Prove:1/1.5+1/5.9+1/9.13+...+1/(4n-1) (4n+1)=n/4n+1
We can prove this statement by using mathematical induction.
Base case:
n = 1
1/1.5 + 1/5.9 = 1/3.5 + 1/5.9 = 0.2857142857 (approximately)
1/(4 * 1 - 1)(4 * 1 + 1) = 1/3(5) = 1/15 = 0.0666666667 (approximately)

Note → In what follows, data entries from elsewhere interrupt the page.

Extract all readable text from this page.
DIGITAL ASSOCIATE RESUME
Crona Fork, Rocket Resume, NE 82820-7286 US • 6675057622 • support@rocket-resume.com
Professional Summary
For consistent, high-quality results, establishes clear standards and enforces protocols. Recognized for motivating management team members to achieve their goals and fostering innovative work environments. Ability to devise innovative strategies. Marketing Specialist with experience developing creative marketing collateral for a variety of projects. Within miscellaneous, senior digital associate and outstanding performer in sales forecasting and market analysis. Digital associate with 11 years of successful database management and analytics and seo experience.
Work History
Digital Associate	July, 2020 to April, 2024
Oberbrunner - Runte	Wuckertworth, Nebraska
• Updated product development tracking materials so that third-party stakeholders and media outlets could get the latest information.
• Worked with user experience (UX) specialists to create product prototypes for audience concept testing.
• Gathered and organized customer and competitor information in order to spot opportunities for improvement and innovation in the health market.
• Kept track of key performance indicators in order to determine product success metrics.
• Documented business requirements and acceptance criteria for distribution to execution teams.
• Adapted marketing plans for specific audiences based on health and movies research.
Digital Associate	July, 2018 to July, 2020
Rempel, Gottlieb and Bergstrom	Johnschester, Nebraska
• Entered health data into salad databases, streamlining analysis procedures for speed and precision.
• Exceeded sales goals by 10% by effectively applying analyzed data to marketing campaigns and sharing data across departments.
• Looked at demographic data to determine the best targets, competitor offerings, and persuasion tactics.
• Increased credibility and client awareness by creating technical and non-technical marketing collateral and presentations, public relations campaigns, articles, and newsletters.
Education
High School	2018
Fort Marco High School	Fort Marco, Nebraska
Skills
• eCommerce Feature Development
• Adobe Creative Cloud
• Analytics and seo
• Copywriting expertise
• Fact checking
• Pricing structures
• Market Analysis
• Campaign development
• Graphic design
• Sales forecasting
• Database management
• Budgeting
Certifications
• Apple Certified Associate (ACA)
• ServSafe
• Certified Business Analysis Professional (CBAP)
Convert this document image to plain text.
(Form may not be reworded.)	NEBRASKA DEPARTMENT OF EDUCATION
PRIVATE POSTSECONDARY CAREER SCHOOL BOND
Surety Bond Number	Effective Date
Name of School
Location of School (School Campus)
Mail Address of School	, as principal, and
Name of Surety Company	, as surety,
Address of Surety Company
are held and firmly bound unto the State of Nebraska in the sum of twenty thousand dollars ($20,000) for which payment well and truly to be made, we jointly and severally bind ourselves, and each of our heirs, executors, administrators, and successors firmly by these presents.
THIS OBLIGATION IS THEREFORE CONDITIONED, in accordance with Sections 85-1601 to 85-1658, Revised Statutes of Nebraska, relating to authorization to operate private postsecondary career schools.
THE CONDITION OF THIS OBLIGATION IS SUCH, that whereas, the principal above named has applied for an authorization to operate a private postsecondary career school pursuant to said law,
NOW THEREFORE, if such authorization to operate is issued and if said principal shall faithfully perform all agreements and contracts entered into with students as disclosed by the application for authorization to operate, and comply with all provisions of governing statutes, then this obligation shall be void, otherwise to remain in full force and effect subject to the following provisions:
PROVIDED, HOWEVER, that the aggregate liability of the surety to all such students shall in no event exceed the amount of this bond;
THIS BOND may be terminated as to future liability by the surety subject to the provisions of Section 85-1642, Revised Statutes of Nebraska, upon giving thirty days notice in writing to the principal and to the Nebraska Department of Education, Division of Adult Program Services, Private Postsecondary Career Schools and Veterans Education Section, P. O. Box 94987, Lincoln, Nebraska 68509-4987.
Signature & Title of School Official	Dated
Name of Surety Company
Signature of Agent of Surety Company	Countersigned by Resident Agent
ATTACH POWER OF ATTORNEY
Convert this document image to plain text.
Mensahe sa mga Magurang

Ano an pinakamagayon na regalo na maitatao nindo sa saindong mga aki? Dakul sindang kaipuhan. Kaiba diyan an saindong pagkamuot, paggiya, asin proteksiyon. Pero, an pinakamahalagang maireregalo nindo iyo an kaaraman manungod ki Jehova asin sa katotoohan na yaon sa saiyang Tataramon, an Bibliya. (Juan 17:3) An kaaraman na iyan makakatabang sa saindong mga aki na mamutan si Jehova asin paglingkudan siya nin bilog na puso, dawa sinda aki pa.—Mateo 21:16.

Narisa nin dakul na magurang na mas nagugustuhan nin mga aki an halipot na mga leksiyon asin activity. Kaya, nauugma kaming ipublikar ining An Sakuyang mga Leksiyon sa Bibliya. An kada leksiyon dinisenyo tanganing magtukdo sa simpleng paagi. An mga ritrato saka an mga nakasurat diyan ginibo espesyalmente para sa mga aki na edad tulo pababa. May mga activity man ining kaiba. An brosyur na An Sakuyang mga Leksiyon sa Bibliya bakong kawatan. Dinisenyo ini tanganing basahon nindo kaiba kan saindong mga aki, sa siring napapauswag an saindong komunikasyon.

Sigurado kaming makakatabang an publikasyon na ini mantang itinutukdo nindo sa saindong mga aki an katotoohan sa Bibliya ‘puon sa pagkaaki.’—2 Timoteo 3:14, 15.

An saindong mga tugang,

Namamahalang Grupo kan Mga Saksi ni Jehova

We can see that both sides are not equal when n = 1.
Inductive step:
Let's assume that the equation is true for n = k:
1/1.5 + 1/5.9 + 1/9.13 + … + 1/(4k-1)(4k+1) = k/4k+1
We need to prove that this equation is also true for n = k + 1:
1/1.5 + 1/5.9 + 1/9.13 + … + 1/(4k-1)(4k+1) + 1/(4k+3)(4k+5) = (k+1)/4(k+1) + 1
Now, we can rewrite the equation that we assumed is true for n = k:
k/4k+1 + 1/(4k+3)(4k+5)
Combining these two equations, we get:
k/4k+1 + 1/(4k+3)(4k+5) = k/4k+1 + (4k+1)/(4k+1)(4k+5) = (k(4k+1) + 1) / (4k+1)(4k+5) = (4k^2 + k + 1) / (4k^2 + 6k + 5) = (4k^2 + 6k + 4 + k + 1) / (4k^2 + 6k + 5) = ((2k + 2)(2k + 2) + (k+1)) / (4k + 5)(k + 1) = (2k + 2)(2k + 2) + (k+1)
This shows that the equation is also true for n = k + 1.
Therefore, by mathematical induction, we have proven the given statement.